ART for Diffusion Sampling: A Reinforcement Learning Approach to Timestep Schedule
This addresses inefficiencies in diffusion sampling for generative modeling, offering a data-driven method to enhance sample quality without retraining, though it is incremental as it builds on existing diffusion frameworks.
The paper tackles the problem of suboptimal time discretization in diffusion models by introducing Adaptive Reparameterized Time (ART) to optimize timestep schedules, resulting in improved Fréchet Inception Distance on datasets like CIFAR-10 across various budgets.

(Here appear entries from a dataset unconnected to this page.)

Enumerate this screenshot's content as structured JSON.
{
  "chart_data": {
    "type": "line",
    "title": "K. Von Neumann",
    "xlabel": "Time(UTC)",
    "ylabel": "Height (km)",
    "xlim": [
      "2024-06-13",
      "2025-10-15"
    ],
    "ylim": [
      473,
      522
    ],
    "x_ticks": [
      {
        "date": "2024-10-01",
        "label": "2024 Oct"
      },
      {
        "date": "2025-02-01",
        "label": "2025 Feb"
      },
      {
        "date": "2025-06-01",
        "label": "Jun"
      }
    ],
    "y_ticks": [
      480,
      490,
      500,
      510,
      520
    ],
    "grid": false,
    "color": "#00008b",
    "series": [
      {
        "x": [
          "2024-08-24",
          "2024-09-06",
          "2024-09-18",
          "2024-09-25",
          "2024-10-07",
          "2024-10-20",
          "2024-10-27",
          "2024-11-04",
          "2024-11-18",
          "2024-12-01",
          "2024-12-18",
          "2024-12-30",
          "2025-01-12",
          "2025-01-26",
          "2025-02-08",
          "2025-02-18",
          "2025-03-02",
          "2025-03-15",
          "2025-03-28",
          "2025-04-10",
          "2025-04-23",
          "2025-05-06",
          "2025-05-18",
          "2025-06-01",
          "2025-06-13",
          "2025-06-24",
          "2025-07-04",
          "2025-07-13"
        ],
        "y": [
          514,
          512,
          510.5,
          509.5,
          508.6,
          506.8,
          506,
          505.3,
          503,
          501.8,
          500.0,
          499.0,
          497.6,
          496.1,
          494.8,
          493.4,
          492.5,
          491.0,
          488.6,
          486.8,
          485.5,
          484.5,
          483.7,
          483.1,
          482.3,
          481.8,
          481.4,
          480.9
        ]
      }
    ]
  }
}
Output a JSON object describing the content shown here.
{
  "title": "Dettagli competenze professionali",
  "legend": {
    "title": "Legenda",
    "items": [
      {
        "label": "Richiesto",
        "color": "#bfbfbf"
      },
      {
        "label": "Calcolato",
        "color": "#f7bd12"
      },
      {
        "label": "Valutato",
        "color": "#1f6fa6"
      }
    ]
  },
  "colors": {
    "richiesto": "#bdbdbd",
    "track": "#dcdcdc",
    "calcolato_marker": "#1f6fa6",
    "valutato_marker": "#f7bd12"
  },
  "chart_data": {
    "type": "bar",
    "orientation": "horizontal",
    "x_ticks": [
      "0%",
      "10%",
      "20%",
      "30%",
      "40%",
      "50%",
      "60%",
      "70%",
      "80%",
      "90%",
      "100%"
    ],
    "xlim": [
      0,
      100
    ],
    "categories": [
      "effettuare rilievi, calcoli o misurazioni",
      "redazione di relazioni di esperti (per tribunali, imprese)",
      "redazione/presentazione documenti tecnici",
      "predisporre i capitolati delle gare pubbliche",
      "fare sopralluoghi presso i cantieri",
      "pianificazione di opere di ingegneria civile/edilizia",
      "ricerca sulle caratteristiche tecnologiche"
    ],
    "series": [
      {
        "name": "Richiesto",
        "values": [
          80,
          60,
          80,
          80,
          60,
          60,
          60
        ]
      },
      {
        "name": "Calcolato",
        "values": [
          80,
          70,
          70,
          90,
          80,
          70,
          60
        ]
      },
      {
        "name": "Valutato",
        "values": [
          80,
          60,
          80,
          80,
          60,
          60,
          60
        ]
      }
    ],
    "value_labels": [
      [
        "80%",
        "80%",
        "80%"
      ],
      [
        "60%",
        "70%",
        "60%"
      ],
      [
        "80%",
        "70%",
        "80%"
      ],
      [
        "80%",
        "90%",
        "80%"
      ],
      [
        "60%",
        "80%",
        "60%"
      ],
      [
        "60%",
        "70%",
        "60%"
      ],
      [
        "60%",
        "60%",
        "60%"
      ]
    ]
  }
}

We consider time discretization for score-based diffusion models to generate samples from a learned reverse-time dynamic on a finite grid. Uniform and hand-crafted grids can be suboptimal given a budget on the number of time steps. We introduce Adaptive Reparameterized Time (ART) that controls the clock speed of a reparameterized time variable, leading to a time change and uneven timesteps along the sampling trajectory while preserving the terminal time. The objective is to minimize the aggregate error arising from the discretized Euler scheme. We derive a randomized control companion, ART-RL, and formulate time change as a continuous-time reinforcement learning (RL) problem with Gaussian policies. We then prove that solving ART-RL recovers the optimal ART schedule, which in turn enables practical actor--critic updates to learn the latter in a data-driven way. Empirically, based on the official EDM pipeline, ART-RL improves Fréchet Inception Distance on CIFAR-10 over a wide range of budgets and transfers to AFHQv2, FFHQ, and ImageNet without the need of retraining.